- Born: Benin City, Nigeria
- Education: University College London
- Notable work: Bitter Leaf (2010)

= Chioma Okereke =

Nigerian author and short story writer

Chioma Okereke is a Nigerian-born poet, author and short story writer. Her debut novel, Bitter Leaf (2010), was shortlisted for the Commonwealth Writers' Prize – Africa Best First Book 2011.

==Biography==

Okereke was born in Benin City, Nigeria. She moved to Britain at the age of six and attended several boarding-schools, before completing her sixth-form education at North London Collegiate School in Canons, Middlesex. Okereke graduated with an LLB degree from University College London.

A poet and short story writer who performed internationally, Okereke had her early work published in Bum Rush The Page and Callaloo literary magazine. She was shortlisted for the Undiscovered Authors Competition in 2006, as well as for the Daily Telegraph's Write a Novel in a Year Competition 2007.

Her debut novel Bitter Leaf was published in 2010 by Virago Pressand was shortlisted for the Commonwealth Writers' Prize - Africa Best First Book 2011.

Her short story "Trompette de la Mort" was First Runner up for the inaugural Costa Short Story Award in the 2012 Costa Book Awards and her work was included in the Virago is 40 anthology (2013).

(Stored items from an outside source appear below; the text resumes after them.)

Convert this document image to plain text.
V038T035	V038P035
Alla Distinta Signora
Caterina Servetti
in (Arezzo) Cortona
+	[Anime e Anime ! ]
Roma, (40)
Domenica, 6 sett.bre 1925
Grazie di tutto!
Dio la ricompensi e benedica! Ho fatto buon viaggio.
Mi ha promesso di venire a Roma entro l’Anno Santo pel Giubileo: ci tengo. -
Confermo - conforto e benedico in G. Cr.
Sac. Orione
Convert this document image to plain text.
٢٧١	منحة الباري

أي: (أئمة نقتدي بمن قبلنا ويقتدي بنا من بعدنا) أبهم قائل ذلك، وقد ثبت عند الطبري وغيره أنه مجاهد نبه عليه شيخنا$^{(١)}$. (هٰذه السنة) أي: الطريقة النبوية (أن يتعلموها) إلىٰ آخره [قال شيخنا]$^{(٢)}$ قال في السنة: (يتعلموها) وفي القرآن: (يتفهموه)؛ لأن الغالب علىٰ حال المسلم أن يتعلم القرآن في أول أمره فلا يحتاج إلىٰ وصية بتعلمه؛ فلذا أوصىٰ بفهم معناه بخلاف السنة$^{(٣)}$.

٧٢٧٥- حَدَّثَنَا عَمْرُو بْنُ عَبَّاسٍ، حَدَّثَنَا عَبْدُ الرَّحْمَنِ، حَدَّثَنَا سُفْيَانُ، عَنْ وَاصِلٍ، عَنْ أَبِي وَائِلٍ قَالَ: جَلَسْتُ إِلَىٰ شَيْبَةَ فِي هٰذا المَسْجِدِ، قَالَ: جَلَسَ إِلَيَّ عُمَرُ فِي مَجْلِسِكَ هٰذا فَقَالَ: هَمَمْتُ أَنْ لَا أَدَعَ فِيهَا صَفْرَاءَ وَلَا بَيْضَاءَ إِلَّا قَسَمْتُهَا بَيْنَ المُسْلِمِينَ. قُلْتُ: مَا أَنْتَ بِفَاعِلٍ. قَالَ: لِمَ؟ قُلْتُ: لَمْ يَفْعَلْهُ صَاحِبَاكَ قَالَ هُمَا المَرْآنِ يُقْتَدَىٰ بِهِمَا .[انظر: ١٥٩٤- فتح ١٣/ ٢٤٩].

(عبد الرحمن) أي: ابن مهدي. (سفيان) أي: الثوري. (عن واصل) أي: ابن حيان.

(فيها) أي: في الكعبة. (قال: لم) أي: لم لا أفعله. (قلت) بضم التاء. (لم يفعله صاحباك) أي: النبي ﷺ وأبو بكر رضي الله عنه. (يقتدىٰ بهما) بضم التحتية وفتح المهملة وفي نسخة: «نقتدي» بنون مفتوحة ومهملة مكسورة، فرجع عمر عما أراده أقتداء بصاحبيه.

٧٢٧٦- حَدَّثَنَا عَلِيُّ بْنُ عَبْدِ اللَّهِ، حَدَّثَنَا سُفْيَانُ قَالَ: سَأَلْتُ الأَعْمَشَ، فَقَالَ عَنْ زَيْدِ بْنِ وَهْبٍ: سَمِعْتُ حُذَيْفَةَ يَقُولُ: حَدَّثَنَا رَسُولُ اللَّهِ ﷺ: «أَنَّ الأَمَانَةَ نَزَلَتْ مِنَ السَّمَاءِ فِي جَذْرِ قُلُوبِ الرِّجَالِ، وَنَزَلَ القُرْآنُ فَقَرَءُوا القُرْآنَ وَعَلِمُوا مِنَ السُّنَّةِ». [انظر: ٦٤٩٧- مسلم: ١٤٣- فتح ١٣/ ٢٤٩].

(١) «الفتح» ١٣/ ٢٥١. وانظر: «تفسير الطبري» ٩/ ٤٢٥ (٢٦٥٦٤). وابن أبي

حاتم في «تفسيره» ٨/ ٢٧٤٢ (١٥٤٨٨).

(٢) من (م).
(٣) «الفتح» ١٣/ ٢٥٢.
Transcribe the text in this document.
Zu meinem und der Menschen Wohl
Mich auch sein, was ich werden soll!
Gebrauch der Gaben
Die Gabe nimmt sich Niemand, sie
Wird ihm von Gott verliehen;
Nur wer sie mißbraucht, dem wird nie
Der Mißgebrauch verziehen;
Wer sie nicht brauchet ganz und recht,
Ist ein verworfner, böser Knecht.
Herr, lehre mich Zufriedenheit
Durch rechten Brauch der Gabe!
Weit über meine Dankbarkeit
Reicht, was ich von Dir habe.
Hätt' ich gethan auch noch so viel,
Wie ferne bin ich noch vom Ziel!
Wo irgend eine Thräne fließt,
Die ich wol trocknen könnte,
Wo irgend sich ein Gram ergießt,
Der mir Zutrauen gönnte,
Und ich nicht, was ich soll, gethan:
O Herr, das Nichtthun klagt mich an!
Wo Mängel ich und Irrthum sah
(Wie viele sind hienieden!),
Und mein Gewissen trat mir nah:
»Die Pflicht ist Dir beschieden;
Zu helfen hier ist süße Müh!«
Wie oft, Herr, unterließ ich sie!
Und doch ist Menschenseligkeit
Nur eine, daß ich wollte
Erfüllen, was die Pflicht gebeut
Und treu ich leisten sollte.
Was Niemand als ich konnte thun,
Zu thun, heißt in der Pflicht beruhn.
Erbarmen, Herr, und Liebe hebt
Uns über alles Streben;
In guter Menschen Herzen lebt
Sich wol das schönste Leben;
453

Her latest novel, Water Baby (April 2024),is a coming-of-age tale set in the real life settlement of Makoko, in Lagos, Nigeria and portrays the societal pressure on a young woman trying to escape the confines of her community. Moved by the plight of the setting of her novel, Chioma Okereke founded Makoko Pearls, a UK registered charity committed to the relief of poverty in Makoko and to bringing positive change to the community.